Обойдя молчаливых детей стороной, девушка направилась к воротам.
— Хостес, кварт! Подождите меня, хостес! — Бирка стрелой вылетела из дома, споткнувшись о порог.
— Бирка, вер ган ар шрен, — строго приказала старшая сестра, оторвавшись от шитья. — Такент багги и гант эс Манула.
— Вер ган! — замотала головой девочка и подбежала к Стелле. — Гант, я покажу тебе их.
Когда они вышли за ворота, принцесса поинтересовалась, куда они идут.
— К харефам. Они умеют предсказывать судьбу.
Девушка усмехнулась: одна из таких гадалок уже успела заглянуть в ее будущее и не увидела в нем ничего светлого. Она не очень доверяла всем этим предсказаниям, но не имела ничего против небольшой увеселительной прогулки перед сном.
Повсюду чувствовалось дыхание осени: в ярком уборе листьев, накидке унылых дождей, прохладных, но еще ощутимых солнечных лучах, неубранных стогах сенах на полях, влажных черных бороздах и криках пролетающих над головой птиц.
Они шли логом, по едва заметной, затерявшейся в траве, тропинке.
Харефы разбили лагерь за деревней, на берегах того самого ручья, водой из которого пару часов назад Стелла поила лошадь. Девушка еще издали услышала веселый смех ватаги детей, возившихся у ручья.
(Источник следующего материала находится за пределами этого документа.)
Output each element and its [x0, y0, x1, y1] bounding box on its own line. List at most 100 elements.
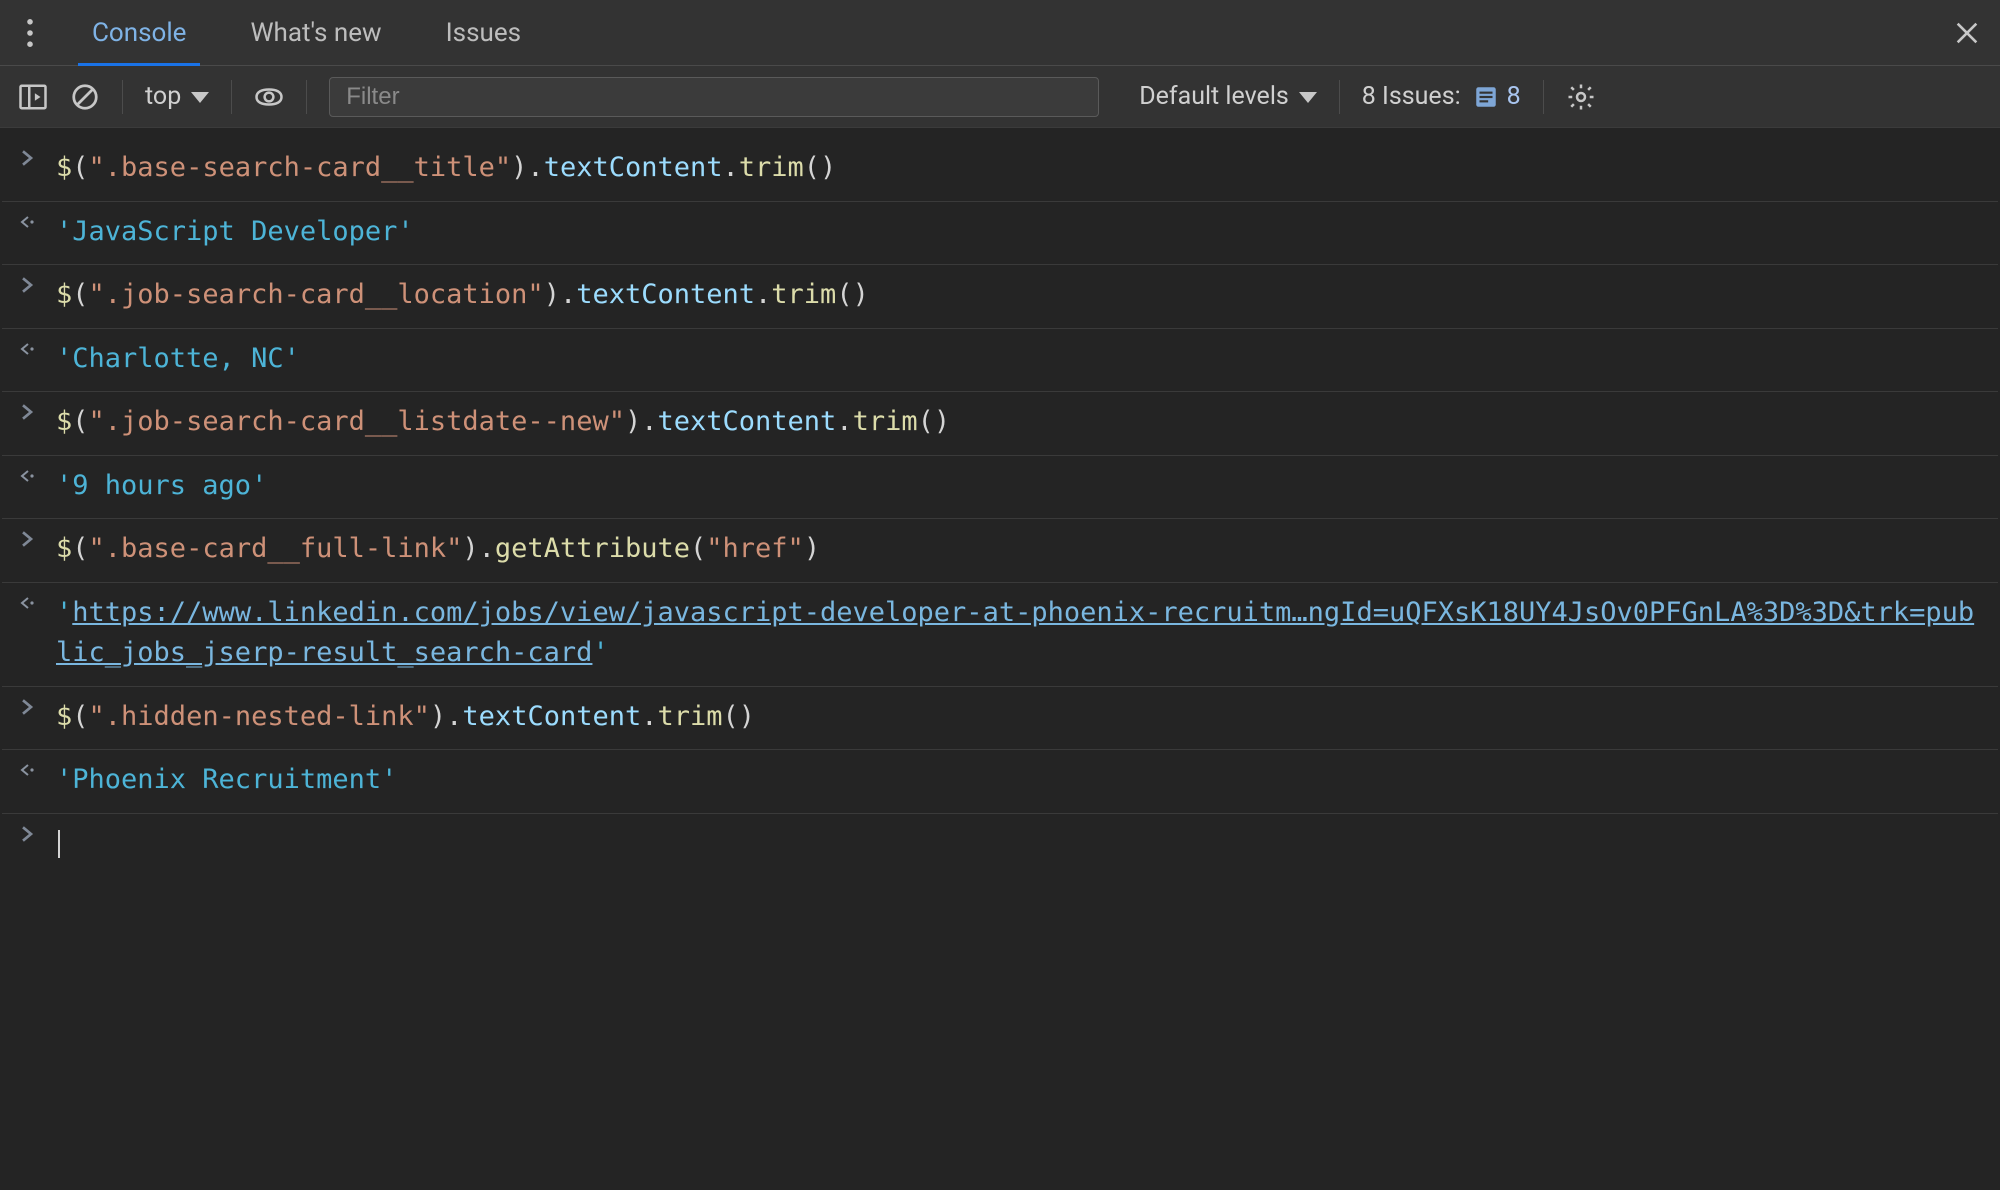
token: ()	[723, 701, 756, 732]
token: trim	[853, 406, 918, 437]
console-input-row: $(".hidden-nested-link").textContent.tri…	[2, 687, 1998, 751]
more-options-icon[interactable]	[0, 0, 60, 65]
live-expression-icon[interactable]	[254, 82, 284, 112]
console-prompt-row[interactable]	[2, 814, 1998, 877]
console-input-row: $(".base-search-card__title").textConten…	[2, 138, 1998, 202]
input-marker-icon	[12, 697, 42, 715]
toggle-drawer-icon[interactable]	[18, 82, 48, 112]
token: getAttribute	[495, 533, 690, 564]
token: 'Charlotte, NC'	[56, 343, 300, 374]
console-input-row: $(".job-search-card__location").textCont…	[2, 265, 1998, 329]
code-content: 'JavaScript Developer'	[56, 212, 1990, 253]
input-marker-icon	[12, 148, 42, 166]
token: $	[56, 533, 72, 564]
clear-console-icon[interactable]	[70, 82, 100, 112]
token: ()	[918, 406, 951, 437]
separator	[306, 80, 307, 114]
code-content: $(".hidden-nested-link").textContent.tri…	[56, 697, 1990, 738]
token: $	[56, 279, 72, 310]
output-marker-icon	[12, 593, 42, 611]
link[interactable]: https://www.linkedin.com/jobs/view/javas…	[56, 597, 1974, 669]
input-marker-icon	[12, 275, 42, 293]
console-input-row: $(".base-card__full-link").getAttribute(…	[2, 519, 1998, 583]
code-content: 'Charlotte, NC'	[56, 339, 1990, 380]
token: 'JavaScript Developer'	[56, 216, 414, 247]
issues-count: 8	[1507, 82, 1521, 111]
close-icon[interactable]	[1934, 0, 2000, 65]
log-levels-selector[interactable]: Default levels	[1139, 82, 1317, 111]
context-selector[interactable]: top	[145, 82, 209, 111]
token: $	[56, 406, 72, 437]
code-content: $(".job-search-card__listdate--new").tex…	[56, 402, 1990, 443]
tab-label: What's new	[250, 18, 381, 48]
token: ".hidden-nested-link"	[89, 701, 430, 732]
tab-issues[interactable]: Issues	[414, 0, 553, 65]
token: '9 hours ago'	[56, 470, 267, 501]
console-input-row: $(".job-search-card__listdate--new").tex…	[2, 392, 1998, 456]
token: $	[56, 701, 72, 732]
token: (	[690, 533, 706, 564]
console-output-row: '9 hours ago'	[2, 456, 1998, 520]
token: ".job-search-card__location"	[89, 279, 544, 310]
issues-indicator[interactable]: 8 Issues: 8	[1362, 82, 1521, 111]
separator	[231, 80, 232, 114]
token: ()	[804, 152, 837, 183]
token: $	[56, 152, 72, 183]
console-output-row: 'Phoenix Recruitment'	[2, 750, 1998, 814]
code-content: 'Phoenix Recruitment'	[56, 760, 1990, 801]
code-content: 'https://www.linkedin.com/jobs/view/java…	[56, 593, 1990, 674]
console-output[interactable]: $(".base-search-card__title").textConten…	[0, 128, 2000, 1190]
token: ".base-search-card__title"	[89, 152, 512, 183]
input-marker-icon	[12, 824, 42, 842]
tab-console[interactable]: Console	[60, 0, 218, 65]
chevron-down-icon	[1299, 82, 1317, 111]
token: trim	[658, 701, 723, 732]
token: (	[72, 701, 88, 732]
code-content	[56, 824, 1990, 865]
token: ".base-card__full-link"	[89, 533, 463, 564]
context-label: top	[145, 82, 181, 111]
token: trim	[739, 152, 804, 183]
issues-label: 8 Issues:	[1362, 82, 1461, 111]
console-output-row: 'JavaScript Developer'	[2, 202, 1998, 266]
token: "href"	[706, 533, 804, 564]
console-output-row: 'https://www.linkedin.com/jobs/view/java…	[2, 583, 1998, 687]
separator	[122, 80, 123, 114]
output-marker-icon	[12, 760, 42, 778]
separator	[1543, 80, 1544, 114]
token: .	[641, 701, 657, 732]
token: ).	[462, 533, 495, 564]
token: textContent	[657, 406, 836, 437]
cursor	[58, 830, 60, 858]
token: .	[836, 406, 852, 437]
gear-icon[interactable]	[1566, 82, 1596, 112]
code-content: '9 hours ago'	[56, 466, 1990, 507]
chevron-down-icon	[191, 82, 209, 111]
token: (	[72, 406, 88, 437]
token: trim	[771, 279, 836, 310]
input-marker-icon	[12, 402, 42, 420]
input-marker-icon	[12, 529, 42, 547]
console-output-row: 'Charlotte, NC'	[2, 329, 1998, 393]
tab-whats-new[interactable]: What's new	[218, 0, 413, 65]
token: .	[755, 279, 771, 310]
token: (	[72, 533, 88, 564]
tab-label: Issues	[446, 18, 521, 48]
filter-input[interactable]	[329, 77, 1099, 117]
code-content: $(".base-card__full-link").getAttribute(…	[56, 529, 1990, 570]
token: (	[72, 152, 88, 183]
token: (	[72, 279, 88, 310]
levels-label: Default levels	[1139, 82, 1289, 111]
token: ).	[430, 701, 463, 732]
token: textContent	[544, 152, 723, 183]
token: .	[723, 152, 739, 183]
output-marker-icon	[12, 212, 42, 230]
token: textContent	[576, 279, 755, 310]
code-content: $(".base-search-card__title").textConten…	[56, 148, 1990, 189]
token: ).	[544, 279, 577, 310]
tab-label: Console	[92, 18, 186, 48]
output-marker-icon	[12, 339, 42, 357]
separator	[1339, 80, 1340, 114]
issues-badge: 8	[1473, 82, 1521, 111]
token: ".job-search-card__listdate--new"	[89, 406, 625, 437]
Едкий дым костров смешивался с запахом влажной почвы и специфическим ароматом специй.
Кого-то увидев, Бирка просияла и побежала по высокой траве к одному из костров, возле которого хлопотала пожилая харефка в черно-красном наряде с традиционной пышной юбкой.
— Мийя, Мийя, я привела тебе её! — Бирка улыбалась во весь рот. — Шре вред визет деллар!
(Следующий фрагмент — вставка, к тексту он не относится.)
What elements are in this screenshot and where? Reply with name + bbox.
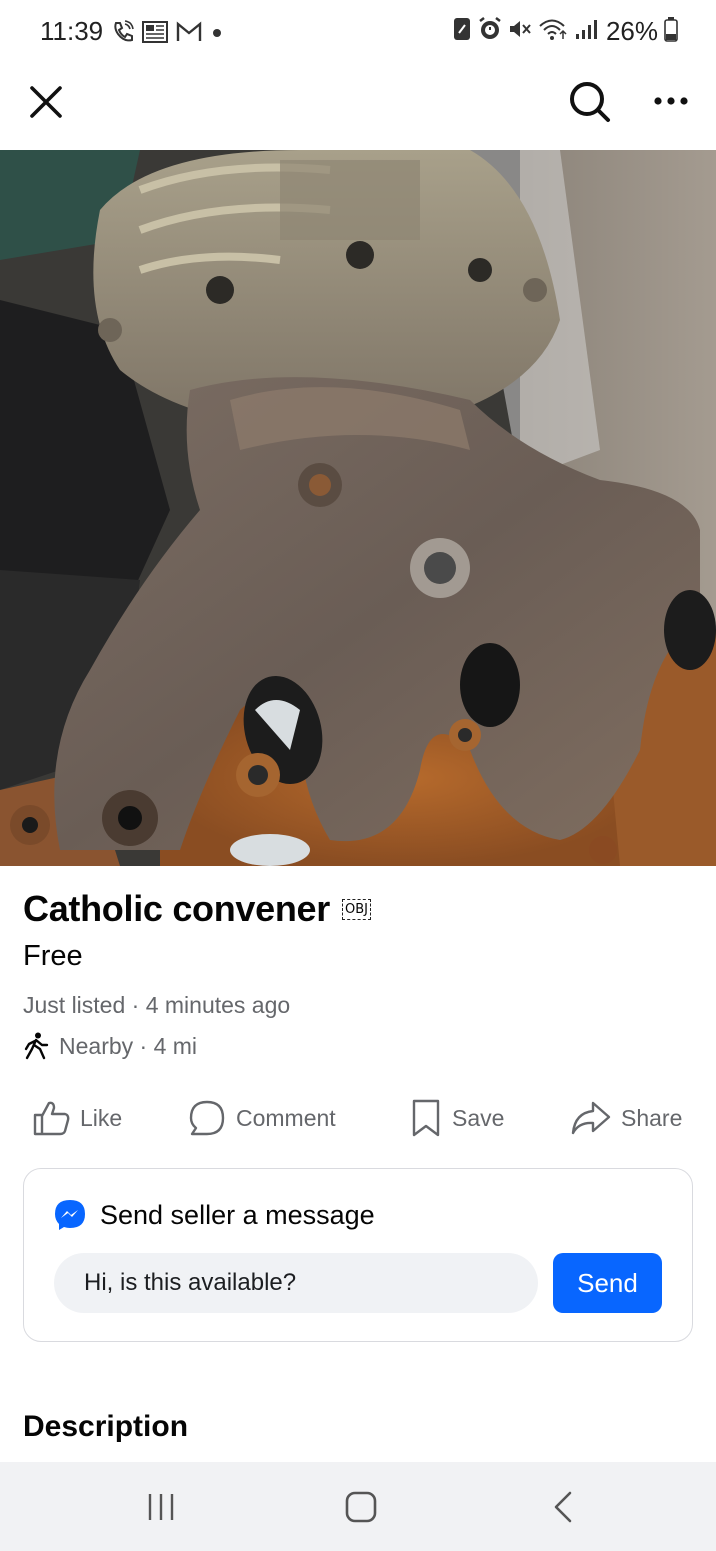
share-label: Share: [621, 1104, 683, 1131]
like-button[interactable]: Like: [32, 1092, 122, 1144]
battery-icon: [664, 16, 678, 47]
back-icon: [554, 1491, 572, 1523]
status-right-icons: 26%: [452, 16, 678, 47]
mute-icon: [508, 17, 532, 46]
wifi-icon: [538, 17, 568, 46]
recents-button[interactable]: [137, 1484, 185, 1530]
distance-label: Nearby · 4 mi: [59, 1032, 198, 1059]
close-icon: [30, 86, 62, 118]
send-button[interactable]: Send: [553, 1253, 662, 1313]
battery-percent: 26%: [605, 16, 658, 46]
description-heading: Description: [23, 1410, 189, 1443]
listing-title: Catholic convener: [23, 888, 330, 929]
back-button[interactable]: [539, 1484, 587, 1530]
listing-distance: Nearby · 4 mi: [23, 1032, 197, 1060]
listing-photo[interactable]: [0, 150, 716, 866]
home-icon: [345, 1491, 377, 1523]
comment-icon: [189, 1100, 225, 1136]
nfc-icon: [452, 16, 472, 47]
wifi-calling-icon: [112, 20, 134, 49]
signal-icon: [574, 18, 600, 45]
listing-price: Free: [23, 940, 83, 972]
exhaust-manifold-image: [0, 150, 716, 866]
home-button[interactable]: [337, 1484, 385, 1530]
action-row: Like Comment Save Share: [0, 1092, 716, 1144]
like-label: Like: [80, 1104, 123, 1131]
status-time: 11:39: [40, 16, 104, 46]
messenger-icon: [55, 1200, 85, 1230]
message-input[interactable]: [54, 1253, 538, 1313]
close-button[interactable]: [24, 80, 68, 124]
listing-title-row: Catholic convener OBJ: [23, 888, 371, 930]
comment-button[interactable]: Comment: [188, 1092, 336, 1144]
system-nav-bar: [0, 1462, 716, 1551]
message-card-title: Send seller a message: [100, 1199, 375, 1230]
save-button[interactable]: Save: [410, 1092, 504, 1144]
news-icon: [142, 20, 168, 49]
more-button[interactable]: [648, 78, 694, 124]
recents-icon: [148, 1494, 174, 1520]
message-seller-card: Send seller a message Send: [23, 1168, 693, 1342]
object-badge: OBJ: [341, 898, 371, 920]
top-nav: [0, 68, 716, 150]
gmail-icon: [176, 21, 202, 48]
alarm-icon: [478, 16, 502, 47]
share-button[interactable]: Share: [571, 1092, 682, 1144]
walking-icon: [24, 1032, 49, 1060]
search-icon: [570, 82, 610, 122]
status-bar: 11:39 26%: [0, 0, 716, 68]
status-left-icons: [112, 20, 224, 49]
search-button[interactable]: [566, 78, 612, 124]
comment-label: Comment: [236, 1104, 336, 1131]
message-card-header: Send seller a message: [54, 1199, 375, 1231]
bookmark-icon: [412, 1099, 440, 1137]
thumbs-up-icon: [33, 1101, 70, 1136]
notification-dot-icon: [210, 25, 224, 44]
save-label: Save: [452, 1104, 505, 1131]
more-icon: [654, 97, 688, 105]
share-icon: [571, 1101, 611, 1135]
listing-time: Just listed · 4 minutes ago: [23, 992, 291, 1018]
— Не говори со мной по-дакирски, Бирикильда, ты же знаешь, я терпеть его не могу. — Харефка передала половник молодой харефке и обернулась к девочке. — Твоя мать знает, что ты здесь?
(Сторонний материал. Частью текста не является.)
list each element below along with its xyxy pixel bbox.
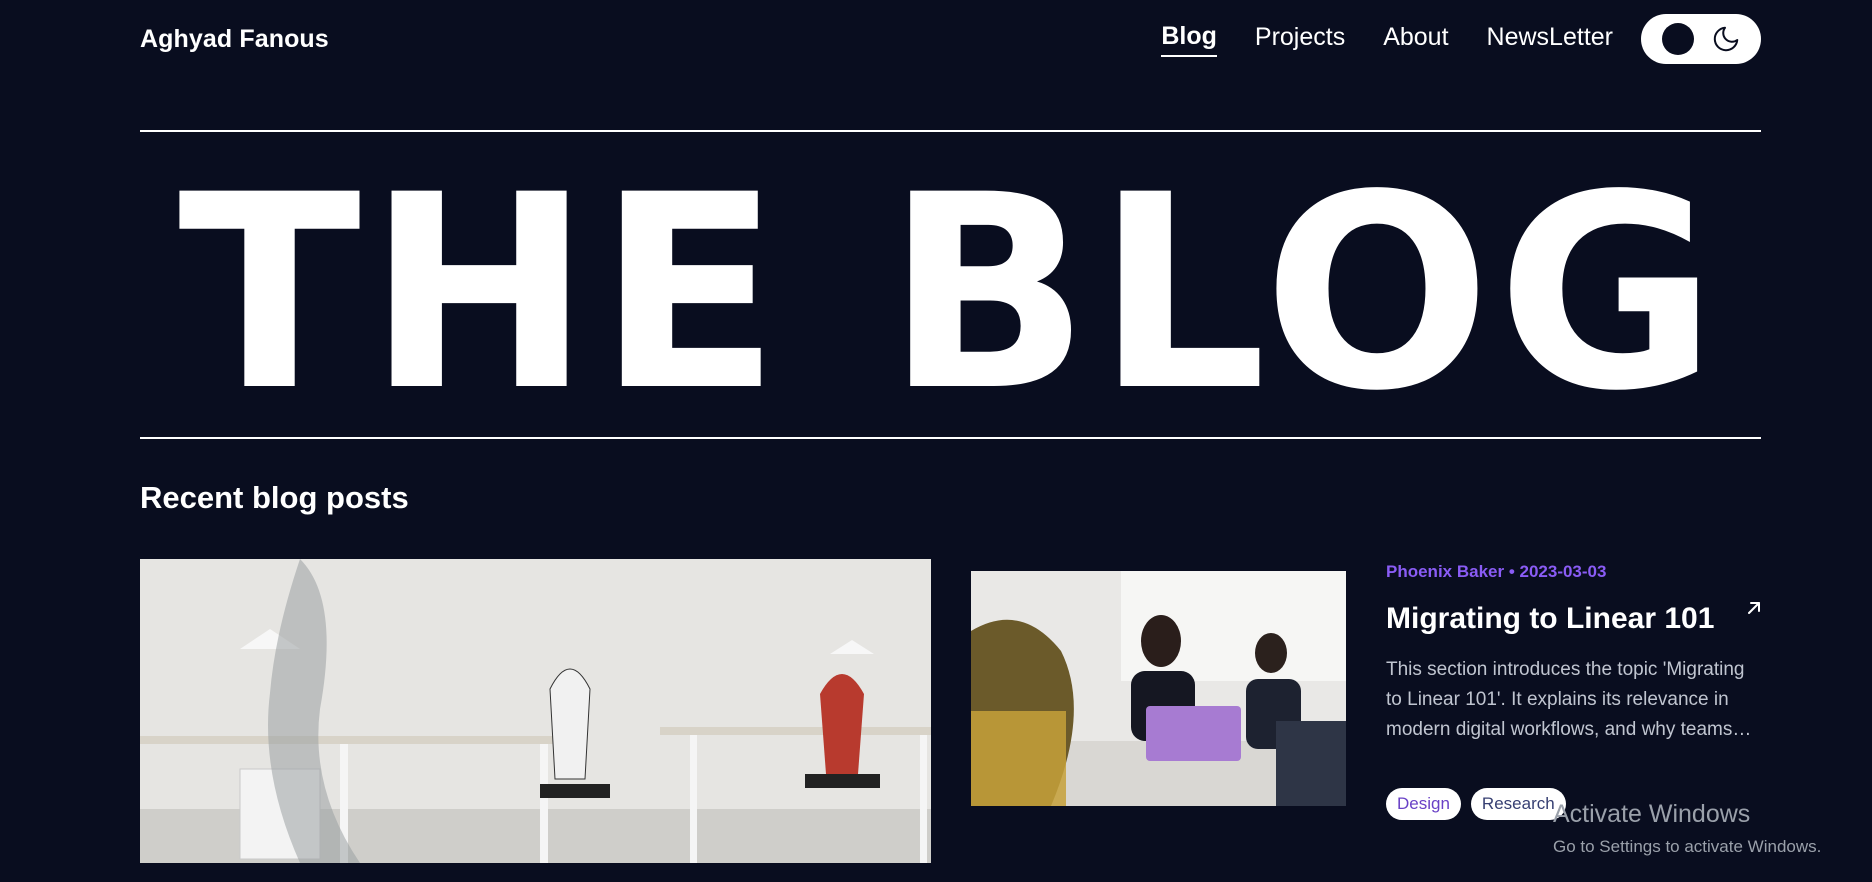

— Вер. То есть, нет. Но, думаю, Инга ей расскажет. Она им не нравится, — Бирка указала на подошедшую Стеллу. — Я знаю, куда ходила маят перед тем, как я мы поужинали.
— И куда же ходила твоя мать? — Принцесса присела на край повозки; ее терзало недоброе предчувствие.
— Эс гендас. Они остановились у Сури и ищут кого-то. Сначала мать послала к ним Росса, а потом пошла сама. Но ведь ты поможешь ей, Мийя? — В детских глазах светилась надежда.
Бирка забавно склонила голову набок; от напряженного ожидания у нее задергалась верхняя губа, совсем, как у матери.
— Что они с ней сделают?
— Ничего хорошего, Бирка, — вздохнула харефка и погладила ее по голове. — Ты хорошая девочка и сделала все, что могла.